I was sitting in the car with the windows down, waiting for my daughter to come out of Walgreen’s. It was nearly ten o’clock, we had stopped to pick up some Diet Coke. That is my “coffee” in the mornings and we were totally out. All of a sudden, I started hearing this pitiful moaning wail and a scrawny long-haired girl comes around the corner and plops herself down on the curb in the parking lot. I can see she is fumbling with her cell phone, and I can tell she is upset, but I am not sure what is going on.
She finally gets someone on the phone and I can hear her begging someone named David to come get me, pleeeeze don’t leave me here all night. I can’t decide if she is a teenager who has run away from home and is calling a boyfriend or a big brother, or if the people on the other end of the line have kicked her out and they don’t want her back.
In the meantime, my daughter comes to the car and we continue listening to the crying and pleading. We are in the dark and the girl is not aware of our presence. We are discussing what to do. I told my daughter I could not just drive off and leave her there (and she agrees). So we decide to pull over to her and see if we can help.

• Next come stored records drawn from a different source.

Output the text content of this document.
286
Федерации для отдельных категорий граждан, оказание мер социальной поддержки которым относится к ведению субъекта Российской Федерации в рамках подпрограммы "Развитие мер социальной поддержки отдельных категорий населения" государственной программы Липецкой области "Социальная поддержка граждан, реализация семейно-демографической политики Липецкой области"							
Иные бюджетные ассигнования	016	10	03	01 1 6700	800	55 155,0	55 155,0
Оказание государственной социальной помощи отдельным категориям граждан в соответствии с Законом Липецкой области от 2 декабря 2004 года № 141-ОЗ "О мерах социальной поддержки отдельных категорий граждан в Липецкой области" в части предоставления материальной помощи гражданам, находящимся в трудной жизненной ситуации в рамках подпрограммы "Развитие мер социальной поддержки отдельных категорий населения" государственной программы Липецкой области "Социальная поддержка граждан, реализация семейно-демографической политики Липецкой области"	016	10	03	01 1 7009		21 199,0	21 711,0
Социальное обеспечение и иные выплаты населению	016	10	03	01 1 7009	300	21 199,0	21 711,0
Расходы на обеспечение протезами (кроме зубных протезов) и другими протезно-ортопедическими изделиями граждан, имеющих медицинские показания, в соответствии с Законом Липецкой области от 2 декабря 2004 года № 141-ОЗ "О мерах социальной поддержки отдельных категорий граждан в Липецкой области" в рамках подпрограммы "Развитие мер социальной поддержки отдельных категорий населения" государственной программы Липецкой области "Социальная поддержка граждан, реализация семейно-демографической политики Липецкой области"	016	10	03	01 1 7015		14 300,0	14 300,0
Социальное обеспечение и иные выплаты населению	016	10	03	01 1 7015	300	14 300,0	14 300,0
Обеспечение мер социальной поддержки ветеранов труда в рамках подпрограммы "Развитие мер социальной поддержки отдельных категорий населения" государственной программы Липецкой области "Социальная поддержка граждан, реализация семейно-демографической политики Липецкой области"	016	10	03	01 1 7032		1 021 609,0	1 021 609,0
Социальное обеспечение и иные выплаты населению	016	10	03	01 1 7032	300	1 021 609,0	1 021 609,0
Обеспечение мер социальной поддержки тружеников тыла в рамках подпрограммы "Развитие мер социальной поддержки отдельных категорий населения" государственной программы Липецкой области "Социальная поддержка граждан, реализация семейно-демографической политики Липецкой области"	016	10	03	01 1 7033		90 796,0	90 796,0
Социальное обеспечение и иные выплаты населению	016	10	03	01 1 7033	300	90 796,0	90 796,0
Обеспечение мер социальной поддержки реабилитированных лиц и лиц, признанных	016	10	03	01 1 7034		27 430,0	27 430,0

I drive up pretty close and she has her head down and is still not really aware of our presence in the car so near. I asked her, a little loudly, “Are you going to be all right?” And she looks up and says in the most pitiful voice, “Noooo.”
Now, when she looks up, I realize this is not a girl. This is a woman, probably in her early thirties, who, at the moment, looks a little like the epitome of that old saying, “she looks like she has been road hard and put up wet”. Nevertheless, at this point, I am committed to my good deed, and I ask her if she needs a ride somewhere. Well she brightened considerably at this offer and said I could bring her to the trailer park just up the street.
But once she got in the car, she decided I could just go ahead and bring her to Linda’s, as if I should know Linda. Well, actually, once she got in the car, part of her problem was immediately evident. She was drunker than Cooter Brown. The smell clued me in. And Linda’s was the little bar up the street from Walgreen’s.
I dropped her off at Linda’s and she staggered in to find her boyfriend. Her last words to me were, “You are so nice.”
Then I drove on home with my car reeking of alcohol and started reading my Bloglines where I saw that David had posted a possible answer to the mystery of the chalked note on his driveway that said “Y’all R so nice.” Lo and behold, he thinks it might have been a little girl who they helped when she fell of her bike.
I doubt this woman will come back and chalk a thank you message on my driveway, but I know she was grateful for our kindness.
I think of two things:
In as much as you have done it unto the least of these, my brethren, you have done it unto me. (I grew up with good old King James, and it is hard to get his way of speaking out of my head when I start trying to remember verses from the top of my head!)
There but for the grace of God go I. God forbid that I would ever be so callous to think with pride that I could never fall in that way. I might never get stumbling drunk, but Lord knows, I have stumbled so many times in so many other ways. Ways that require the same grace and kindness as this woman’s stumblings require.